Porte ready for his last emotional rides

·3-min read

Richie Porte, gearing up for the final week of his illustrious cycling career, knows he's bound to feel the emotion in his farewell race.

The 37-year-old Tasmanian, who's been a 33-time winner and the ultimate team man in the pro peloton over a dozen distinguished years, will call it a day after the week-long Tour of Britain, which begins in Aberdeen on Sunday.

At the start of his farewell year, Australia's Team Ineos Grenadiers stalwart had earmarked the race as the ideal way to bow out, possibly even with a dream win, but admits that a truncated, illness-hit 2022 campaign scotched that plan.

Yet, perhaps fittingly for a man who's down the years provided such magnificent service to the very best like Chris Froome and Alberto Contador, Porte may end up helping another teammate - this time, probably brilliant young Brit Tom Pidcock - take the win.

"I did have ambitions of going there and having a crack at it (the win) but I've been sick so many times this year, so I'm just not in top shape," Porte told VeloNews.

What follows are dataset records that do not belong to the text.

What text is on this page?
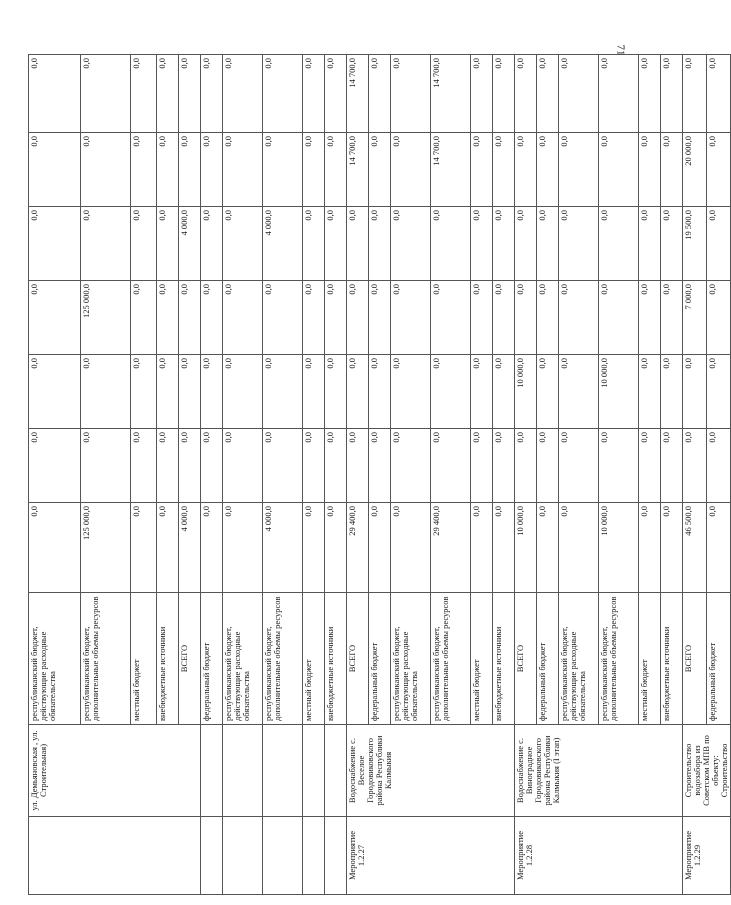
71
	ул. Демьяновская , ул. Строительная)	республиканский бюджет, действующие расходные обязательства	0,0	0,0	0,0	0,0	0,0	0,0	0,0
		республиканский бюджет, дополнительные объемы ресурсов	125 000,0	0,0	0,0	125 000,0	0,0	0,0	0,0
		местный бюджет	0,0	0,0	0,0	0,0	0,0	0,0	0,0
		внебюджетные источники	0,0	0,0	0,0	0,0	0,0	0,0	0,0
		ВСЕГО	4 000,0	0,0	0,0	0,0	4 000,0	0,0	0,0
		федеральный бюджет	0,0	0,0	0,0	0,0	0,0	0,0	0,0
		республиканский бюджет, действующие расходные обязательства	0,0	0,0	0,0	0,0	0,0	0,0	0,0
		республиканский бюджет, дополнительные объемы ресурсов	4 000,0	0,0	0,0	0,0	4 000,0	0,0	0,0
		местный бюджет	0,0	0,0	0,0	0,0	0,0	0,0	0,0
		внебюджетные источники	0,0	0,0	0,0	0,0	0,0	0,0	0,0
Мероприятие 1.2.27	Водоснабжение с. Веселое Городовиковского района Республики Калмыкия	ВСЕГО	29 400,0	0,0	0,0	0,0	0,0	14 700,0	14 700,0
		федеральный бюджет	0,0	0,0	0,0	0,0	0,0	0,0	0,0
		республиканский бюджет, действующие расходные обязательства	0,0	0,0	0,0	0,0	0,0	0,0	0,0
		республиканский бюджет, дополнительные объемы ресурсов	29 400,0	0,0	0,0	0,0	0,0	14 700,0	14 700,0
		местный бюджет	0,0	0,0	0,0	0,0	0,0	0,0	0,0
		внебюджетные источники	0,0	0,0	0,0	0,0	0,0	0,0	0,0
Мероприятие 1.2.28	Водоснабжение с. Виноградное Городовиковского района Республики Калмыкия (I этап)	ВСЕГО	10 000,0	0,0	10 000,0	0,0	0,0	0,0	0,0
		федеральный бюджет	0,0	0,0	0,0	0,0	0,0	0,0	0,0
		республиканский бюджет, действующие расходные обязательства	0,0	0,0	0,0	0,0	0,0	0,0	0,0
		республиканский бюджет, дополнительные объемы ресурсов	10 000,0	0,0	10 000,0	0,0	0,0	0,0	0,0
		местный бюджет	0,0	0,0	0,0	0,0	0,0	0,0	0,0
		внебюджетные источники	0,0	0,0	0,0	0,0	0,0	0,0	0,0
Мероприятие 1.2.29	Строительство водозабора из Советском МПВ по объекту: Строительство	ВСЕГО	46 500,0	0,0	0,0	7 000,0	19 500,0	20 000,0	0,0
		федеральный бюджет	0,0	0,0	0,0	0,0	0,0	0,0	0,0
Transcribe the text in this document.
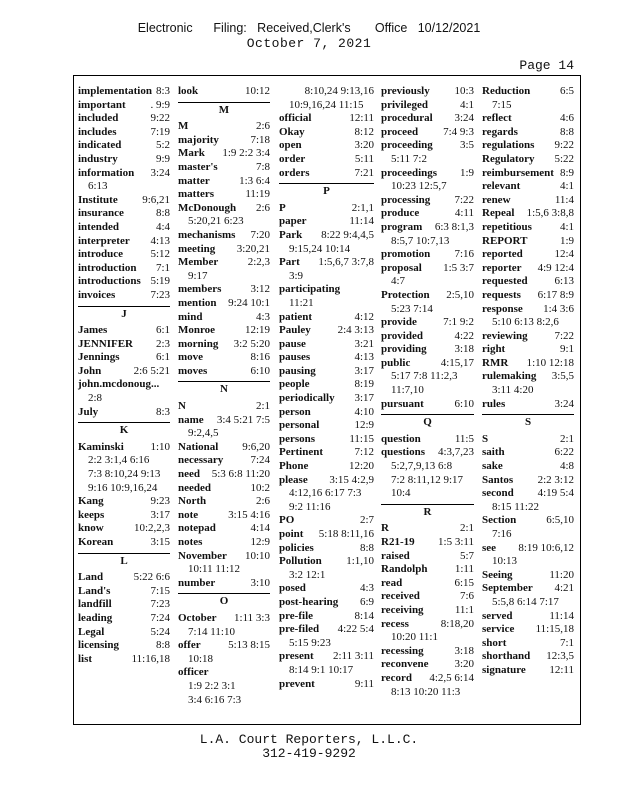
Electronic      Filing:   Received,Clerk's       Office   10/12/2021
October 7, 2021
Page 14
implementation 8:3
important . 9:9
included	9:22
includes	7:19
indicated	5:2
industry	9:9
information 3:24
6:13
Institute 9:6,21
insurance	8:8
intended	4:4
interpreter 4:13
introduce 5:12
introduction 7:1
introductions 5:19
invoices	7:23
J
James	6:1
JENNIFER 2:3
Jennings	6:1
John	2:6 5:21
john.mcdonoug...
2:8
July	8:3
K
Kaminski 1:10
2:2 3:1,4 6:16
7:3 8:10,24 9:13
9:16 10:9,16,24
Kang	9:23
keeps	3:17
know	10:2,2,3
Korean	3:15
L
Land	5:22 6:6
Land's	7:15
landfill	7:23
leading	7:24
Legal	5:24
licensing	8:8
list	11:16,18
look	10:12
M
M	2:6
majority	7:18
Mark 1:9 2:2 3:4
master's	7:8
matter	1:3 6:4
matters	11:19
McDonough 2:6
5:20,21 6:23
mechanisms 7:20
meeting 3:20,21
Member	2:2,3
9:17
members	3:12
mention 9:24 10:1
mind	4:3
Monroe	12:19
morning 3:2 5:20
move	8:16
moves	6:10
N
N	2:1
name 3:4 5:21 7:5
9:2,4,5
National 9:6,20
necessary 7:24
need 5:3 6:8 11:20
needed	10:2
North	2:6
note	3:15 4:16
notepad	4:14
notes	12:9
November 10:10
10:11 11:12
number	3:10
O
October 1:11 3:3
7:14 11:10
offer	5:13 8:15
10:18
officer
1:9 2:2 3:1
3:4 6:16 7:3
8:10,24 9:13,16
10:9,16,24 11:15
official	12:11
Okay	8:12
open	3:20
order	5:11
orders	7:21
P
P	2:1,1
paper	11:14
Park 8:22 9:4,4,5
9:15,24 10:14
Part 1:5,6,7 3:7,8
3:9
participating
11:21
patient	4:12
Pauley 2:4 3:13
pause	3:21
pauses	4:13
pausing	3:17
people	8:19
periodically 3:17
person	4:10
personal	12:9
persons	11:15
Pertinent	7:12
Phone	12:20
please 3:15 4:2,9
4:12,16 6:17 7:3
9:2 11:16
PO	2:7
point 5:18 8:11,16
policies	8:8
Pollution 1:1,10
3:2 12:1
posed	4:3
post-hearing 6:9
pre-file	8:14
pre-filed 4:22 5:4
5:15 9:23
present 2:11 3:11
8:14 9:1 10:17
prevent	9:11
previously 10:3
privileged	4:1
procedural 3:24
proceed 7:4 9:3
proceeding 3:5
5:11 7:2
proceedings 1:9
10:23 12:5,7
processing 7:22
produce	4:11
program 6:3 8:1,3
8:5,7 10:7,13
promotion 7:16
proposal 1:5 3:7
4:7
Protection 2:5,10
5:23 7:14
provide 7:1 9:2
provided	4:22
providing	3:18
public	4:15,17
5:17 7:8 11:2,3
11:7,10
pursuant	6:10
Q
question	11:5
questions 4:3,7,23
5:2,7,9,13 6:8
7:2 8:11,12 9:17
10:4
R
R	2:1
R21-19 1:5 3:11
raised	5:7
Randolph 1:11
read	6:15
received	7:6
receiving	11:1
recess	8:18,20
10:20 11:1
recessing	3:18
reconvene 3:20
record 4:2,5 6:14
8:13 10:20 11:3
Reduction	6:5
7:15
reflect	4:6
regards	8:8
regulations 9:22
Regulatory 5:22
reimbursement 8:9
relevant	4:1
renew	11:4
Repeal 1:5,6 3:8,8
repetitious	4:1
REPORT	1:9
reported	12:4
reporter 4:9 12:4
requested 6:13
requests 6:17 8:9
response 1:4 3:6
5:10 6:13 8:2,6
reviewing 7:22
right	9:1
RMR 1:10 12:18
rulemaking 3:5,5
3:11 4:20
rules	3:24
S
S	2:1
saith	6:22
sake	4:8
Santos 2:2 3:12
second 4:19 5:4
8:15 11:22
Section	6:5,10
7:16
see 8:19 10:6,12
10:13
Seeing	11:20
September 4:21
5:5,8 6:14 7:17
served	11:14
service 11:15,18
short	7:1
shorthand 12:3,5
signature 12:11
L.A. Court Reporters, L.L.C.
312-419-9292
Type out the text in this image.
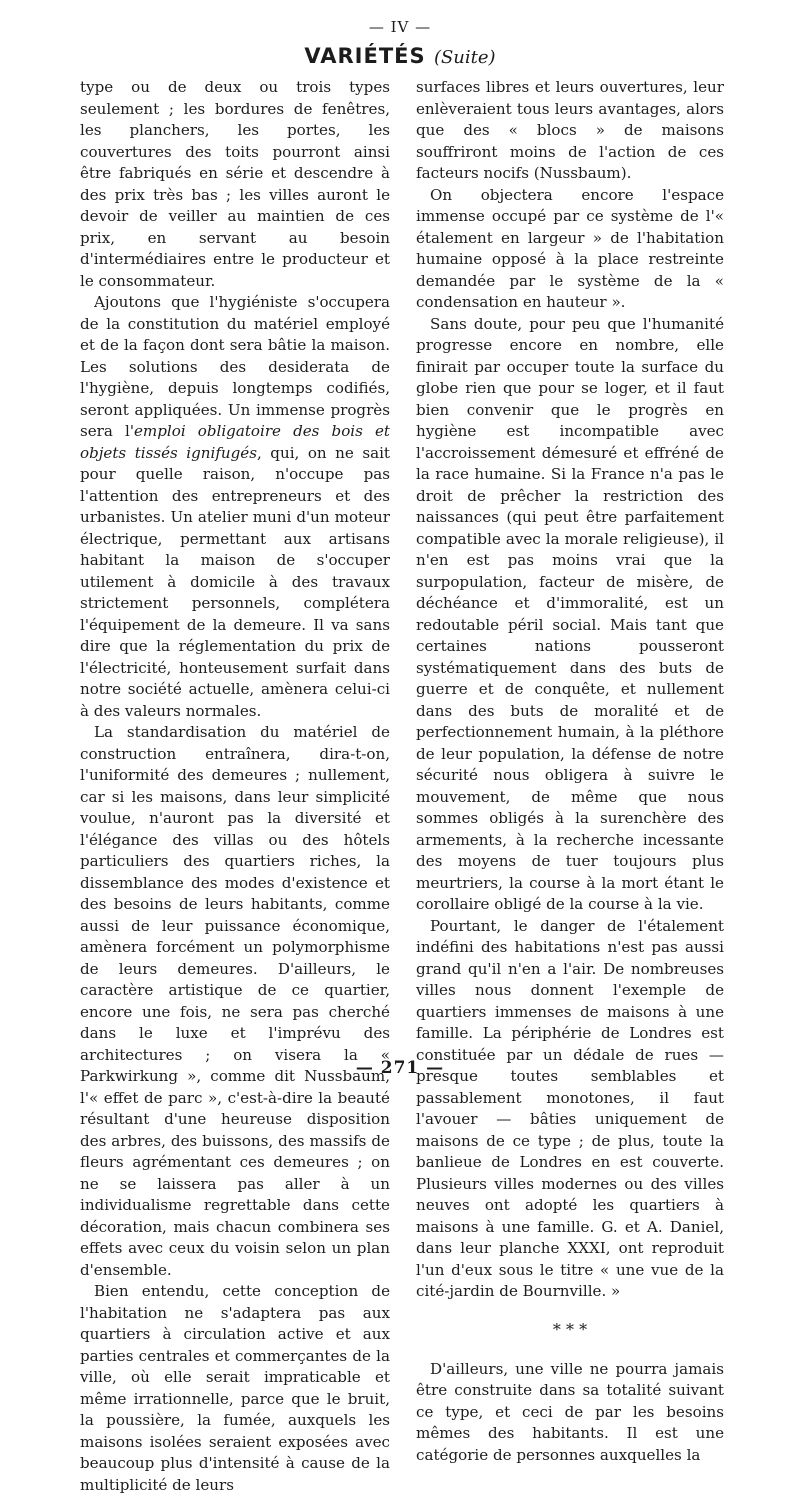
— IV —
VARIÉTÉS (Suite)

type ou de deux ou trois types seulement ; les bordures de fenêtres, les planchers, les portes, les couvertures des toits pourront ainsi être fabriqués en série et descendre à des prix très bas ; les villes auront le devoir de veiller au maintien de ces prix, en servant au besoin d'intermédiaires entre le producteur et le consommateur.

Ajoutons que l'hygiéniste s'occupera de la constitution du matériel employé et de la façon dont sera bâtie la maison. Les solutions des desiderata de l'hygiène, depuis longtemps codifiés, seront appliquées. Un immense progrès sera l'emploi obligatoire des bois et objets tissés ignifugés, qui, on ne sait pour quelle raison, n'occupe pas l'attention des entrepreneurs et des urbanistes. Un atelier muni d'un moteur électrique, permettant aux artisans habitant la maison de s'occuper utilement à domicile à des travaux strictement personnels, complétera l'équipement de la demeure. Il va sans dire que la réglementation du prix de l'électricité, honteusement surfait dans notre société actuelle, amènera celui-ci à des valeurs normales.

La standardisation du matériel de construction entraînera, dira-t-on, l'uniformité des demeures ; nullement, car si les maisons, dans leur simplicité voulue, n'auront pas la diversité et l'élégance des villas ou des hôtels particuliers des quartiers riches, la dissemblance des modes d'existence et des besoins de leurs habitants, comme aussi de leur puissance économique, amènera forcément un polymorphisme de leurs demeures. D'ailleurs, le caractère artistique de ce quartier, encore une fois, ne sera pas cherché dans le luxe et l'imprévu des architectures ; on visera la « Parkwirkung », comme dit Nussbaum, l'« effet de parc », c'est-à-dire la beauté résultant d'une heureuse disposition des arbres, des buissons, des massifs de fleurs agrémentant ces demeures ; on ne se laissera pas aller à un individualisme regrettable dans cette décoration, mais chacun combinera ses effets avec ceux du voisin selon un plan d'ensemble.

Bien entendu, cette conception de l'habitation ne s'adaptera pas aux quartiers à circulation active et aux parties centrales et commerçantes de la ville, où elle serait impraticable et même irrationnelle, parce que le bruit, la poussière, la fumée, auxquels les maisons isolées seraient exposées avec beaucoup plus d'intensité à cause de la multiplicité de leurs

surfaces libres et leurs ouvertures, leur enlèveraient tous leurs avantages, alors que des « blocs » de maisons souffriront moins de l'action de ces facteurs nocifs (Nussbaum).

On objectera encore l'espace immense occupé par ce système de l'« étalement en largeur » de l'habitation humaine opposé à la place restreinte demandée par le système de la « condensation en hauteur ».

Sans doute, pour peu que l'humanité progresse encore en nombre, elle finirait par occuper toute la surface du globe rien que pour se loger, et il faut bien convenir que le progrès en hygiène est incompatible avec l'accroissement démesuré et effréné de la race humaine. Si la France n'a pas le droit de prêcher la restriction des naissances (qui peut être parfaitement compatible avec la morale religieuse), il n'en est pas moins vrai que la surpopulation, facteur de misère, de déchéance et d'immoralité, est un redoutable péril social. Mais tant que certaines nations pousseront systématiquement dans des buts de guerre et de conquête, et nullement dans des buts de moralité et de perfectionnement humain, à la pléthore de leur population, la défense de notre sécurité nous obligera à suivre le mouvement, de même que nous sommes obligés à la surenchère des armements, à la recherche incessante des moyens de tuer toujours plus meurtriers, la course à la mort étant le corollaire obligé de la course à la vie.

Pourtant, le danger de l'étalement indéfini des habitations n'est pas aussi grand qu'il n'en a l'air. De nombreuses villes nous donnent l'exemple de quartiers immenses de maisons à une famille. La périphérie de Londres est constituée par un dédale de rues — presque toutes semblables et passablement monotones, il faut l'avouer — bâties uniquement de maisons de ce type ; de plus, toute la banlieue de Londres en est couverte. Plusieurs villes modernes ou des villes neuves ont adopté les quartiers à maisons à une famille. G. et A. Daniel, dans leur planche XXXI, ont reproduit l'un d'eux sous le titre « une vue de la cité-jardin de Bournville. »

* * *

D'ailleurs, une ville ne pourra jamais être construite dans sa totalité suivant ce type, et ceci de par les besoins mêmes des habitants. Il est une catégorie de personnes auxquelles la

— 271 —
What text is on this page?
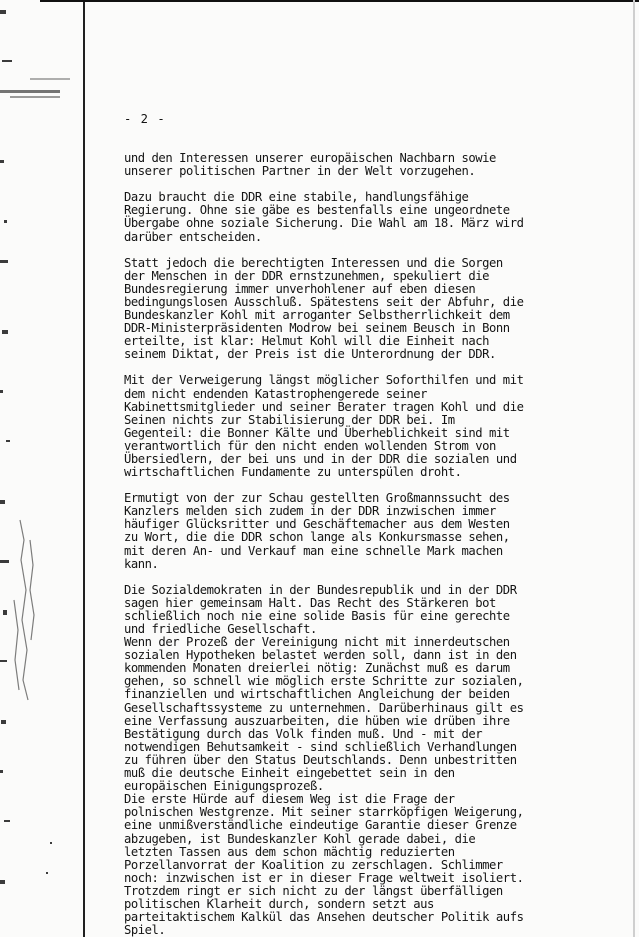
- 2 -
und den Interessen unserer europäischen Nachbarn sowie
unserer politischen Partner in der Welt vorzugehen.
Dazu braucht die DDR eine stabile, handlungsfähige
Regierung. Ohne sie gäbe es bestenfalls eine ungeordnete
Übergabe ohne soziale Sicherung. Die Wahl am 18. März wird
darüber entscheiden.
Statt jedoch die berechtigten Interessen und die Sorgen
der Menschen in der DDR ernstzunehmen, spekuliert die
Bundesregierung immer unverhohlener auf eben diesen
bedingungslosen Ausschluß. Spätestens seit der Abfuhr, die
Bundeskanzler Kohl mit arroganter Selbstherrlichkeit dem
DDR-Ministerpräsidenten Modrow bei seinem Beusch in Bonn
erteilte, ist klar: Helmut Kohl will die Einheit nach
seinem Diktat, der Preis ist die Unterordnung der DDR.
Mit der Verweigerung längst möglicher Soforthilfen und mit
dem nicht endenden Katastrophengerede seiner
Kabinettsmitglieder und seiner Berater tragen Kohl und die
Seinen nichts zur Stabilisierung der DDR bei. Im
Gegenteil: die Bonner Kälte und Überheblichkeit sind mit
verantwortlich für den nicht enden wollenden Strom von
Übersiedlern, der bei uns und in der DDR die sozialen und
wirtschaftlichen Fundamente zu unterspülen droht.
Ermutigt von der zur Schau gestellten Großmannssucht des
Kanzlers melden sich zudem in der DDR inzwischen immer
häufiger Glücksritter und Geschäftemacher aus dem Westen
zu Wort, die die DDR schon lange als Konkursmasse sehen,
mit deren An- und Verkauf man eine schnelle Mark machen
kann.
Die Sozialdemokraten in der Bundesrepublik und in der DDR
sagen hier gemeinsam Halt. Das Recht des Stärkeren bot
schließlich noch nie eine solide Basis für eine gerechte
und friedliche Gesellschaft.
Wenn der Prozeß der Vereinigung nicht mit innerdeutschen
sozialen Hypotheken belastet werden soll, dann ist in den
kommenden Monaten dreierlei nötig: Zunächst muß es darum
gehen, so schnell wie möglich erste Schritte zur sozialen,
finanziellen und wirtschaftlichen Angleichung der beiden
Gesellschaftssysteme zu unternehmen. Darüberhinaus gilt es
eine Verfassung auszuarbeiten, die hüben wie drüben ihre
Bestätigung durch das Volk finden muß. Und - mit der
notwendigen Behutsamkeit - sind schließlich Verhandlungen
zu führen über den Status Deutschlands. Denn unbestritten
muß die deutsche Einheit eingebettet sein in den
europäischen Einigungsprozeß.
Die erste Hürde auf diesem Weg ist die Frage der
polnischen Westgrenze. Mit seiner starrköpfigen Weigerung,
eine unmißverständliche eindeutige Garantie dieser Grenze
abzugeben, ist Bundeskanzler Kohl gerade dabei, die
letzten Tassen aus dem schon mächtig reduzierten
Porzellanvorrat der Koalition zu zerschlagen. Schlimmer
noch: inzwischen ist er in dieser Frage weltweit isoliert.
Trotzdem ringt er sich nicht zu der längst überfälligen
politischen Klarheit durch, sondern setzt aus
parteitaktischem Kalkül das Ansehen deutscher Politik aufs
Spiel.
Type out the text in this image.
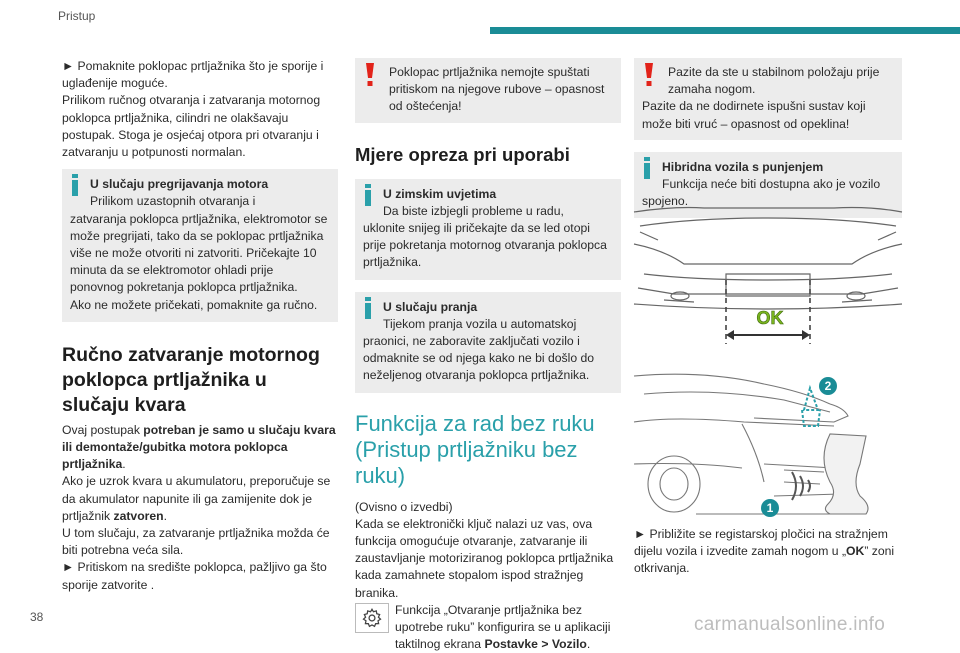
Pristup

► Pomaknite poklopac prtljažnika što je sporije i uglađenije moguće.

Prilikom ručnog otvaranja i zatvaranja motornog poklopca prtljažnika, cilindri ne olakšavaju postupak. Stoga je osjećaj otpora pri otvaranju i zatvaranju u potpunosti normalan.

U slučaju pregrijavanja motora
Prilikom uzastopnih otvaranja i
zatvaranja poklopca prtljažnika, elektromotor se može pregrijati, tako da se poklopac prtljažnika više ne može otvoriti ni zatvoriti. Pričekajte 10 minuta da se elektromotor ohladi prije ponovnog pokretanja poklopca prtljažnika.
Ako ne možete pričekati, pomaknite ga ručno.
Ručno zatvaranje motornog poklopca prtljažnika u slučaju kvara

Ovaj postupak potreban je samo u slučaju kvara ili demontaže/gubitka motora poklopca prtljažnika.

Ako je uzrok kvara u akumulatoru, preporučuje se da akumulator napunite ili ga zamijenite dok je prtljažnik zatvoren.

U tom slučaju, za zatvaranje prtljažnika možda će biti potrebna veća sila.

► Pritiskom na središte poklopca, pažljivo ga što sporije zatvorite .

Poklopac prtljažnika nemojte spuštati
pritiskom na njegove rubove – opasnost od oštećenja!
Mjere opreza pri uporabi
U zimskim uvjetima
Da biste izbjegli probleme u radu,
uklonite snijeg ili pričekajte da se led otopi prije pokretanja motornog otvaranja poklopca prtljažnika.
U slučaju pranja
Tijekom pranja vozila u automatskoj
praonici, ne zaboravite zaključati vozilo i odmaknite se od njega kako ne bi došlo do neželjenog otvaranja poklopca prtljažnika.
Funkcija za rad bez ruku (Pristup prtljažniku bez ruku)

(Ovisno o izvedbi)

Kada se elektronički ključ nalazi uz vas, ova funkcija omogućuje otvaranje, zatvaranje ili zaustavljanje motoriziranog poklopca prtljažnika kada zamahnete stopalom ispod stražnjeg branika.

Funkcija „Otvaranje prtljažnika bez upotrebe ruku” konfigurira se u aplikaciji taktilnog ekrana Postavke > Vozilo.
Pazite da ste u stabilnom položaju prije
zamaha nogom.
Pazite da ne dodirnete ispušni sustav koji može biti vruć – opasnost od opeklina!
Hibridna vozila s punjenjem
Funkcija neće biti dostupna ako je vozilo
spojeno.
OK
2
1

► Približite se registarskoj pločici na stražnjem dijelu vozila i izvedite zamah nogom u „OK” zoni otkrivanja.

38	carmanualsonline.info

"That said, I'm still in good enough shape to be able to help Magnus Sheffield, Tom Pidcock or Michal Kwiatkowski to do something there. I don't have any ambitions for myself other than to enjoy it."

Porte hasn't raced since having to pull out with illness in the third week of his 17th and last Grand Tour at the Giro d'Italia in May - but never underestimate a rider good enough to finish on the podium of the Tour de France just two years ago.

Porte will leave the sport with a host of other major week-long stage race wins - twice at Paris-Nice (2013, 2015), Criterium du Dauphine (2021), Tour de Suisse (2018), Tour de Romandie (2017), Volta a Catalunya (2015) and two Tours Down Under (2017, 2020).

Never one to be over-emotional, those memories seem bound to intrude over the week, though.

"Retirement has been something I've had in the back of my mind for a while but in the moment next week there will of course be moments where it becomes a bit of an emotional thing for me," he said.

"It's been 16 years since I moved out from Tasmania and came to chase the dream.

"This has been a season of lasts I suppose, and now I'm just happy because it almost feels like a home race (at the Tour of Britain) because that's where my wife and some family are from."

Monaco-based Porte said he'd still enjoy riding his bike - but without pressure - after moving back to Australia.

"I still enjoy riding my bike. I love that aspect of it. It's just that I don't enjoy the racing aspect as much.

"For sure I'm going to keep riding my bike after I retire.

"It's been my life and I'm not going to be one of those riders who just parks up the bike in the shed and doesn't touch it again.

"It will be nice to enjoy it again, not have a power meter, and just ride my bike for the reasons that I did when I first started out, which was because I loved doing it."